Dr. Mohan's scholarly contributions comprises over 450 research articles, 65 book chapters, edited 5 books and have 14 patents. His work has garnered significant recognition, with more than 33,000+ citations and an impressive H-index of 100 (Google Scholar). He has also played a pivotal role in shaping the academic landscape by mentoring 38 Ph.D. students, 2 M.Phils, and over 120 M.Tech/B.Tech/M.Sc students.

== Honors and awards ==
Dr. Mohan was honored with the 'Shanti Swarup Bhatnagar (SSB) Prize' in Engineering Sciences by the Government of India in 2014. He has received the 'INAE-SERB Abdul Kalam Technology Innovation National Fellow', the 'Golden Peacock Eco-Innovation Award', the 'Dr.

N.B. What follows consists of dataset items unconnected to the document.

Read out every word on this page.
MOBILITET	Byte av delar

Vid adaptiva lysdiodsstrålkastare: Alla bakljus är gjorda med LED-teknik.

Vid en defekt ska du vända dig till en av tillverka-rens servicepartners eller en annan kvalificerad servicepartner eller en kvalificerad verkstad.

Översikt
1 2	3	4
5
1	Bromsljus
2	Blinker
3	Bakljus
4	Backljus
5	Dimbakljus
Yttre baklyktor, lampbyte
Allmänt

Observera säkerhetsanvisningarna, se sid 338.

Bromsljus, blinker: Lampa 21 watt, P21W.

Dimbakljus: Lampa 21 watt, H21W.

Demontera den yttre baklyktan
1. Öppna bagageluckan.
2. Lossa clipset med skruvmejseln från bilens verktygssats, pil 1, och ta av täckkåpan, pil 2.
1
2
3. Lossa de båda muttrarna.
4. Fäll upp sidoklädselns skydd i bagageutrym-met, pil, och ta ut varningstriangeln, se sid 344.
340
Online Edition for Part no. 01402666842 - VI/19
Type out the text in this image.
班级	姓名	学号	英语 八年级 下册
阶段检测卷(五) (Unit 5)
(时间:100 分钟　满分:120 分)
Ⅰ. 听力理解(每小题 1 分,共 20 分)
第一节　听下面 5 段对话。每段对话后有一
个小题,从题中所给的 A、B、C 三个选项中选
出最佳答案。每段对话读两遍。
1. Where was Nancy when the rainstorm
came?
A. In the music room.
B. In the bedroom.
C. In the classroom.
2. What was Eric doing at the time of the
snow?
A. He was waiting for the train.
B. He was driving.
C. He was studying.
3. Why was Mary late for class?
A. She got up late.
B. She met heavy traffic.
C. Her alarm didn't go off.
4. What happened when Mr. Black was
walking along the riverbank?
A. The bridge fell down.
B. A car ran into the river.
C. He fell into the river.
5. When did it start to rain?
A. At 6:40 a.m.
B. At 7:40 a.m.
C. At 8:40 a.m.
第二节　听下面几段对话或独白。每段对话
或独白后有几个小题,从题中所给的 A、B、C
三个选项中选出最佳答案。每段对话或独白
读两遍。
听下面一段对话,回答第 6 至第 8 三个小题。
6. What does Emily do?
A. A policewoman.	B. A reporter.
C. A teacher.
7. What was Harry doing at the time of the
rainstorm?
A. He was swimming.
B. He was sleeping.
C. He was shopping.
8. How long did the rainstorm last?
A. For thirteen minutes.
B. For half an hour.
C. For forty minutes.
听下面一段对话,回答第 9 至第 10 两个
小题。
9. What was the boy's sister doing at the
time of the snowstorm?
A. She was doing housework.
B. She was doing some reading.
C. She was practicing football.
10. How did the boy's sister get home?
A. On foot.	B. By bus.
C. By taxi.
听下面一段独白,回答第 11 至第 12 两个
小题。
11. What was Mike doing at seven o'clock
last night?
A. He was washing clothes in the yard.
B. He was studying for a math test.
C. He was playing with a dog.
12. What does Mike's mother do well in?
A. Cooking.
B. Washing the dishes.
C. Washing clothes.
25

C.V. Raman Award' by the Government of Andhra Pradesh, 'Tata Innovation Fellow 2018' by Department of Biotechnology, VASVIK Award for the year 2018 in the category of ‘Environmental Science and Technology’ by Vividhlaxi Audyohik Samshodhan Vikas Kendra, ‘Most outstanding Researcher' in the field of Environmental Science in India-2018 by Careers 360, ‘National Bioscience Award-2012’ by Department of Biotechnology (DBT), SERB-IGCW-2017 for ‘Biohydrogen Technology’ from DST-SERB, 'Environmental Engineering Design Award 2017' by the National Design and Research Forum (NDRF) of Institute of Engineers, India (2017), ‘Prosper.net-Scopus Young Researcher Award in Sustainable Development-2010’ under Energy Category by United Nations University and Elsevier, ‘NASI-Scopus Young Scientist Award- 2010’ in Earth, Oceanographic & Environmental Sciences by NASI and Elsevier and Nawab Zain Yar Jung Bahadur Memorial Prize-1994 by The Institution of Engineers (India), etc.

Dr. Mohan is a Fellow of the National Academy of Engineering, Telangana and Andhra Pradesh Academy of Sciences, Biotech Research Society of India, International Forum on Industrial Bioprocesses, Institution of Engineers, and International Society for Energy, Environment, and Sustainability. He also serves on the Editorial Boards of prominent journals, including Bioresource Technology, Transactions of the Indian National Academy of Engineering, Environmental Technology, Materials Circular Economy, etc.